There are two major problems that will face him. As a committed green, he cannot back-pedal on the reduction of carbon emissions. Yet even if clean energy was not a consideration, he would be facing colossal problems keeping the lights on. Can he possibly deal with the problem when many of the obvious solutions are already ruled out?
Also as a committed green, Huhne is anti-nuclear. He has already had to perform some fancy footwork where this is concerned, and it looks as though there will be a lot more to come.
In a recent newspaper article he is reported as saying that:
I am not an ideological ayatollah against nuclear power per se.
I am simply a sceptical economist about the record of nuclear power on delivering on time and to budget in a way that can make returns for investors.
He now claims that his objection to nuclear is entirely based on cost and the possible need for subsidies; merely the reservations of a shrewd economist. This sounds unconvincing.
I wonder whether he will use his fluent French to talk to his French counterpart, who presides over an electricity grid that is nearly 80% supplied by nuclear, with no fears of the lights going out, and supplies abundant enough to export large amounts of electricity to southern England.

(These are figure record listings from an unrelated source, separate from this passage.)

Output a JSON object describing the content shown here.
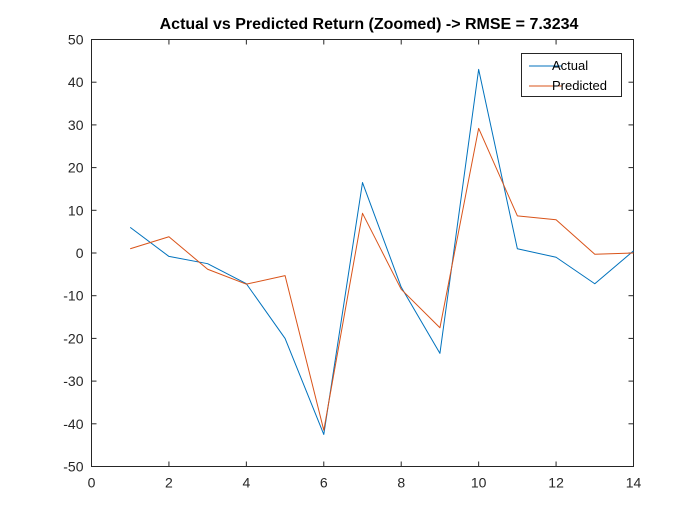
{
  "chart_data": {
    "type": "line",
    "title": "Actual vs Predicted Return (Zoomed) -> RMSE = 7.3234",
    "xlabel": "",
    "ylabel": "",
    "xlim": [
      0,
      14
    ],
    "ylim": [
      -50,
      50
    ],
    "xticks": [
      0,
      2,
      4,
      6,
      8,
      10,
      12,
      14
    ],
    "yticks": [
      -50,
      -40,
      -30,
      -20,
      -10,
      0,
      10,
      20,
      30,
      40,
      50
    ],
    "grid": false,
    "legend_position": "top-right",
    "x": [
      1,
      2,
      3,
      4,
      5,
      6,
      7,
      8,
      9,
      10,
      11,
      12,
      13,
      14
    ],
    "series": [
      {
        "name": "Actual",
        "color": "#0072BD",
        "values": [
          6,
          -0.8,
          -2.5,
          -7.2,
          -20,
          -42.5,
          16.5,
          -8,
          -23.5,
          43,
          1,
          -1,
          -7.2,
          0.5
        ]
      },
      {
        "name": "Predicted",
        "color": "#D95319",
        "values": [
          1,
          3.8,
          -3.8,
          -7.3,
          -5.3,
          -41.5,
          9.3,
          -8.5,
          -17.5,
          29.2,
          8.7,
          7.8,
          -0.3,
          0
        ]
      }
    ]
  }
}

Huhne certainly has a point about not subsidising nuclear generators. But he makes no mention of the vast subsidies to wind power, which are being taken straight out of the public’s pockets in the hope that no one will notice that this inefficient, unreliable, environmentally devastating, and very expensive form of generation can appear to be free of subsidy. Instead he talks about the rising cost of carbon eventually making nuclear, and presumably wind power too, competitive and able to stand on its own two feet. Of the obvious consequence that the consumer will have to pay more for electricity in any case, he says nothing,
Few people who have thought about Britain’s parlous economic plight are now in any doubt that we face years - perhaps even decades - of austerity. Rising costs are likely to be on everyone’s mind, and particularly where something so ubiquitously necessary as electricity is concerned. Celebrating the supposed economically therapeutic effects of rising energy costs is likely to be very short-lived phenomena.
Given that all the opinion polls I have seen recently show an accelerating rise in scepticism about climate change, Chris Huhne’s first venture into public office looks doomed. Only a globally binding agreement on carbon emission reduction at Cancún in the autumn could make relying on green energy even begin to look credible, and if what one sees on the net is even half true, this is not a lifebelt anyone should rely on.
From a purely political point of view, Chris Huhne’s position is a very interesting one. His past activities in European politics must make him aware that present energy policy in the UK is dictated not by Westminster, but by emissions targets imposed from Brussels. The combination of climate scepticism and Euro-scepticism on the Tory back benches is likely to make any discussion of energy policy highly volatile, and this cannot have escaped David Cameron when he made the appointment. Presumably it was agreed with Nick Clegg, and one can hardly blame him for not intervening to protect an ambitious rival who has already tried to get his job twice, and only just failed to do so quite recently.
This all looks like high-risk politics of the most ruthless kind, with the future of the UK economy at stake. No industrialised nation can survive without an abundant, reliable and cheap supply of electricity. No country that is in the midst of a potentially catastrophic debt crisis can contemplate a vast hike in the cost of energy that will jeopardise its competitiveness.
As things stand at the moment, our energy policy is on a collision course with reality, and reality doesn’t usually chicken out.
If anyone is wondering about the title of this post, my spelling skills are very poor in English and non-existent in German.